Fay sighed. "I can never think of myself as of much use any more; besides ... Oh, Jan, won't you face it? You who are so brave about facing things ... I don't believe I shall come through—this time."

Jan got up and walked restlessly about the verandah. She tried to make herself say, heard her own voice saying without any conviction, that it was nonsense; that Fay was run down and depressed and no wonder; and that she would feel quite different in a month or two. And all the time, though her voice said these preposterously banal things, her brain repeated the doctor's words after his last visit: "I wish there was a little more stamina, Miss Ross. I don't like this complete inertia. It's not natural. Can't you rouse her at all?"

"My sister has had a very trying time, you know. She seems thoroughly worn out."

"I know, I know," the doctor had said. "A bad business and cruelly hard on her; but I wish we could get her strength up a bit somehow. I don't like it—this lack of interest in everything—I don't like it." And the doctor's thin, clever face looked lined and worried as he left.

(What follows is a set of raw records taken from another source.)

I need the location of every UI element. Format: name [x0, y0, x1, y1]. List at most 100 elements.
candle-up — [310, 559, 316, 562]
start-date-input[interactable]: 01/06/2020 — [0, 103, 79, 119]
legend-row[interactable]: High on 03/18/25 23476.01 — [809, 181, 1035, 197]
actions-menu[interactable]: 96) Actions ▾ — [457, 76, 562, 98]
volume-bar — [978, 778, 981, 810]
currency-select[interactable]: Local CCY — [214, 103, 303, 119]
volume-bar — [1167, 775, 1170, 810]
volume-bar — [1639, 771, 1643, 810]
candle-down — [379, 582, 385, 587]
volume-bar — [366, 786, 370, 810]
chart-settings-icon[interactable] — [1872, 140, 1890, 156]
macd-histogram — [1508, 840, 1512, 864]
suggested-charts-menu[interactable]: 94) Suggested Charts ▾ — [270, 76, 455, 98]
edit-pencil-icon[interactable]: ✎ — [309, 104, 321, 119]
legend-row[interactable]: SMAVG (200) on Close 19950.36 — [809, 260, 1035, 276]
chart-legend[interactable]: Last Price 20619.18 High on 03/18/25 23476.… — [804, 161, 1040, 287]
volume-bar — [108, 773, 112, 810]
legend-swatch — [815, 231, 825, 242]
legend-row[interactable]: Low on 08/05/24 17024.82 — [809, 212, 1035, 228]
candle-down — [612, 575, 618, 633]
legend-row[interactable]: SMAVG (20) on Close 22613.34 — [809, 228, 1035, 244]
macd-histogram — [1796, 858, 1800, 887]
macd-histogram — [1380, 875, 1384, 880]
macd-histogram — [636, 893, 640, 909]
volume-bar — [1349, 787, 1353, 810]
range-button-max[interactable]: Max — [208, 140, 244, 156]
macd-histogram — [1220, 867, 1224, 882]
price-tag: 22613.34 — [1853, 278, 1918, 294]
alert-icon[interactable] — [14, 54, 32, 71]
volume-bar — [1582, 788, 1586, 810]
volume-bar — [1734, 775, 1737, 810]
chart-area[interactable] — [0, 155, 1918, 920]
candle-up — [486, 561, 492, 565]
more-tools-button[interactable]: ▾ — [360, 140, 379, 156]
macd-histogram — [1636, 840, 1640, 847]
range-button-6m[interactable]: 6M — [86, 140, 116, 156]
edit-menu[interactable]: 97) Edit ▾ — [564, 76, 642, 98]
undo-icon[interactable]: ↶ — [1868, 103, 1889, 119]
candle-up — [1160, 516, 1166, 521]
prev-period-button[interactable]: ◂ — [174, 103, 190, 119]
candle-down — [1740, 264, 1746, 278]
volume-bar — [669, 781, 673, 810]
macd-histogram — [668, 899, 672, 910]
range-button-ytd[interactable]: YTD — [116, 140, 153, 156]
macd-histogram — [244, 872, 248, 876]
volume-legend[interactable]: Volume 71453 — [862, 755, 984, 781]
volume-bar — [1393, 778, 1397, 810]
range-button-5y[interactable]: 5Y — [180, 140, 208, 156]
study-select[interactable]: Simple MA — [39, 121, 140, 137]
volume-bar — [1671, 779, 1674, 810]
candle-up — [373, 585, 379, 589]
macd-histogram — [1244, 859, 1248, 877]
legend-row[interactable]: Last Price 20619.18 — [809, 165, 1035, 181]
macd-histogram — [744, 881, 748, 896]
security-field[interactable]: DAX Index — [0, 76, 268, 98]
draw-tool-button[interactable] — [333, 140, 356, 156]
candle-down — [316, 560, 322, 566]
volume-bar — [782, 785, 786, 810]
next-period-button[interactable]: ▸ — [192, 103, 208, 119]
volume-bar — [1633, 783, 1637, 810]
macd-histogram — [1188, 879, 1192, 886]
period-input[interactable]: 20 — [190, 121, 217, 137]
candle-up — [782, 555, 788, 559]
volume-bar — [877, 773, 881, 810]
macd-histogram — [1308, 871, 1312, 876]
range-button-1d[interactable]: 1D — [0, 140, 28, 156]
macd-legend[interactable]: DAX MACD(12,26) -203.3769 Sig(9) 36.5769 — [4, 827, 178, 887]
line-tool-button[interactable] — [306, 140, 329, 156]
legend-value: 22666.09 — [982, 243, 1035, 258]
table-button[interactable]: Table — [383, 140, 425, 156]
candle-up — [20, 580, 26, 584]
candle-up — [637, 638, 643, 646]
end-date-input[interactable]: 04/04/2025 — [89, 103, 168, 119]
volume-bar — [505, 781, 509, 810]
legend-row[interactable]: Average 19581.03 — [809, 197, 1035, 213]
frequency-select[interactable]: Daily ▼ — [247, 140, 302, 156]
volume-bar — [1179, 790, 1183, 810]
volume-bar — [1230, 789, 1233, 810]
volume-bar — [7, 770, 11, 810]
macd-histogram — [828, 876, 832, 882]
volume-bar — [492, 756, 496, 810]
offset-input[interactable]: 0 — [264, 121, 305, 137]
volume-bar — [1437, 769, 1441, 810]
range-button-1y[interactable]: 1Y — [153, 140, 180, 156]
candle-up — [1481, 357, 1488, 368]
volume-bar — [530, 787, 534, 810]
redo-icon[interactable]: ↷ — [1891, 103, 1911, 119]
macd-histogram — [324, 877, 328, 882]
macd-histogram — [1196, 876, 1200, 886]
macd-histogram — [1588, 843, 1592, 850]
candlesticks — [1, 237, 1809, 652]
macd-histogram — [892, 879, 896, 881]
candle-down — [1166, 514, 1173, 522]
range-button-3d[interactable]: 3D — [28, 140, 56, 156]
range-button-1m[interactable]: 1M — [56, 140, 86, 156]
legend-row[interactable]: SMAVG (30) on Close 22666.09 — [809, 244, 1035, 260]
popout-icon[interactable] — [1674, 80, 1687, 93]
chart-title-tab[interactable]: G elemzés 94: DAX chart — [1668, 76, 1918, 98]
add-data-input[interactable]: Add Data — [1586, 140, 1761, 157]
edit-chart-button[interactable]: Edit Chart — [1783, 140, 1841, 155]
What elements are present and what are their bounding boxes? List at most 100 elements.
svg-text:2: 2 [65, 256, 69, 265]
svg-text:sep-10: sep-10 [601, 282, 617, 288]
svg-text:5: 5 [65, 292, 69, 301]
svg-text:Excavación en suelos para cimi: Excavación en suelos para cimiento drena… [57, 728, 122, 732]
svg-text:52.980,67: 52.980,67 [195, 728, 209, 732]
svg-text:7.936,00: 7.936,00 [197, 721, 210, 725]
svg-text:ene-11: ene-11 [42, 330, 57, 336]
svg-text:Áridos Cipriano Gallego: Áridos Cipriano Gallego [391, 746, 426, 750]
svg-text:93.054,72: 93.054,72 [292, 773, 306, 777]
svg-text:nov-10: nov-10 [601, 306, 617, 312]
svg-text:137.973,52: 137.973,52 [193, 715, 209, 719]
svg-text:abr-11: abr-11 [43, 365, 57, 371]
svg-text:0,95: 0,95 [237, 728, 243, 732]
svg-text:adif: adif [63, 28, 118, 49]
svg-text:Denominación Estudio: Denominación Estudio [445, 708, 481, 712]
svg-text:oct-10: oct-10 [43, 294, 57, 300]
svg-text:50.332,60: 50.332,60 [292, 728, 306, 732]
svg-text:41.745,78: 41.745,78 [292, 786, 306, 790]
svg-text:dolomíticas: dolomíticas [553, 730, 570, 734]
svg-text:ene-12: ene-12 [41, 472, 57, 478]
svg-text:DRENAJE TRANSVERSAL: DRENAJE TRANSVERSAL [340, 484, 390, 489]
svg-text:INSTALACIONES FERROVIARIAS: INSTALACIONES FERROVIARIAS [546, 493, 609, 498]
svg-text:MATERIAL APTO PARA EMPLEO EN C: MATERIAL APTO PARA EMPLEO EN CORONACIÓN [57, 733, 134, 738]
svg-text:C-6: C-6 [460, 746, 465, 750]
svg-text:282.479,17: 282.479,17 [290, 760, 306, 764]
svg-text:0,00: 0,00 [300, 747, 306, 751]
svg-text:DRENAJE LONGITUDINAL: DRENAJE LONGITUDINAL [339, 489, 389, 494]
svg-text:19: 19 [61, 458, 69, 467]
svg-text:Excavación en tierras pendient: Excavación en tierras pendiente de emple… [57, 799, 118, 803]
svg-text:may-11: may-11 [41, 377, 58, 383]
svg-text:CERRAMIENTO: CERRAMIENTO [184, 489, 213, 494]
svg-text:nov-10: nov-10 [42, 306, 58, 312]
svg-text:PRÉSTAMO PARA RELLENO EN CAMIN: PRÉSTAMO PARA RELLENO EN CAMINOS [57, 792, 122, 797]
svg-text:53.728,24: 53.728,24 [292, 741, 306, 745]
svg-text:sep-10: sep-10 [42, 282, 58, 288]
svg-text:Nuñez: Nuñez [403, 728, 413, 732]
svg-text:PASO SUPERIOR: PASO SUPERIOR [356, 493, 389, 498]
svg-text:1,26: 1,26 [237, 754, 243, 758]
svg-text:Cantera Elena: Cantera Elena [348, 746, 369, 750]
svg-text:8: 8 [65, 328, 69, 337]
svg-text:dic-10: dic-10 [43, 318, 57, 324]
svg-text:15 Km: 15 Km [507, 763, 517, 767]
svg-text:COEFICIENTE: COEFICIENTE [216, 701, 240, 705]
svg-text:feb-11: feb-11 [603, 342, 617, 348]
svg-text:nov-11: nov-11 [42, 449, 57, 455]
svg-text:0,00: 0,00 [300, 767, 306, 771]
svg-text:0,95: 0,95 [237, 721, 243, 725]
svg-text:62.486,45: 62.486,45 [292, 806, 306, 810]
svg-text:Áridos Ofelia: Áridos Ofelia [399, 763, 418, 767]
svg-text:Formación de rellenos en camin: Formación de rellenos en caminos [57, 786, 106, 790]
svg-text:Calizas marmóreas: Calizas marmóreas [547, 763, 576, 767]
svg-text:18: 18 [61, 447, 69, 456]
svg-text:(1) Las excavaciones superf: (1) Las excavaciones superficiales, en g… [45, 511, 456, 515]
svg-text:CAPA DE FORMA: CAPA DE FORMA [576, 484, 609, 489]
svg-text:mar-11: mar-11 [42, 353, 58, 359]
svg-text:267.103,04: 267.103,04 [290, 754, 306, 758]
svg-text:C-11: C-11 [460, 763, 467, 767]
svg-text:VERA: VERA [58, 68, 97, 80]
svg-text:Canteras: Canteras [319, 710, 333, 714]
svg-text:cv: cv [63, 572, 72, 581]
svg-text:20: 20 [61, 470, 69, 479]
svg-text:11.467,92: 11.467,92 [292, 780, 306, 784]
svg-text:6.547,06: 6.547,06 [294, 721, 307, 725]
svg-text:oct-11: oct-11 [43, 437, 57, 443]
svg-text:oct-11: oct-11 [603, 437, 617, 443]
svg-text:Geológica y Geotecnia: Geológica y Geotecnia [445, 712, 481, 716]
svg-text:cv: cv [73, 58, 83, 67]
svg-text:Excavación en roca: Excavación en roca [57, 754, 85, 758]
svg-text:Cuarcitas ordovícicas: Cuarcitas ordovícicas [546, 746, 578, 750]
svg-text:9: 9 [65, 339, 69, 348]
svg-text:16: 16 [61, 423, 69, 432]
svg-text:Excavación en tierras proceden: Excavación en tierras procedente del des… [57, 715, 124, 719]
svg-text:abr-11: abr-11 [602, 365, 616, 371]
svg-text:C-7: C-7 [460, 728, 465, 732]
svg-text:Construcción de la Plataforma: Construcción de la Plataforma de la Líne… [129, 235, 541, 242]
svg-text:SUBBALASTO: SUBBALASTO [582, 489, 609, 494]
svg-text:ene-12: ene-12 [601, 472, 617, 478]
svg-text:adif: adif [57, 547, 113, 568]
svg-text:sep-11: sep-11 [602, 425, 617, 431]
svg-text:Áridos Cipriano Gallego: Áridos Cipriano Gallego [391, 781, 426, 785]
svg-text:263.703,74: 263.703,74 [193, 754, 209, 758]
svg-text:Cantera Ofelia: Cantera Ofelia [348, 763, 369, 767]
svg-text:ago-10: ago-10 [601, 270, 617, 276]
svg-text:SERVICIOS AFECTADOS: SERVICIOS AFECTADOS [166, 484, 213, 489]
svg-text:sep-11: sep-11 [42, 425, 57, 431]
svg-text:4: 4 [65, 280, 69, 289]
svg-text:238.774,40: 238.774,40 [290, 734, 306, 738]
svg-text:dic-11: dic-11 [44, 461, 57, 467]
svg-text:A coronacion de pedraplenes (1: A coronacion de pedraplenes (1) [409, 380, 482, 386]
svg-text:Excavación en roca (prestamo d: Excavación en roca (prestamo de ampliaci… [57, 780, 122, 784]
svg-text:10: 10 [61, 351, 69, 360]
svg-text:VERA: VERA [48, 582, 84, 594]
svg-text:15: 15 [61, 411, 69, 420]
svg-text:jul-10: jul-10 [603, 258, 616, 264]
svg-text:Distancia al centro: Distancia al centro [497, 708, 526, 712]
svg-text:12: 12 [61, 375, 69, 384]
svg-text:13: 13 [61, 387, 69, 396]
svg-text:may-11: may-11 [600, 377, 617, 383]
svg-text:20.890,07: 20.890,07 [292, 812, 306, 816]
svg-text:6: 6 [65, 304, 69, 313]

His words rang in Jan's ears, drowning her own spoken words that seemed such a hollow sham.

She went and knelt by Fay's long chair. Fay touched her cheek very gently (little Fay had the same adorable tender gestures). "It would make it easier for both of us if you'd face it, my dear," she said. "I could talk much more sensibly then and make plans, and perhaps really be of some use. But I feel a wretched hypocrite to talk of sharing in things when I know perfectly well I shan't be there."

"Don't you want to be there?" Jan asked, hoarsely.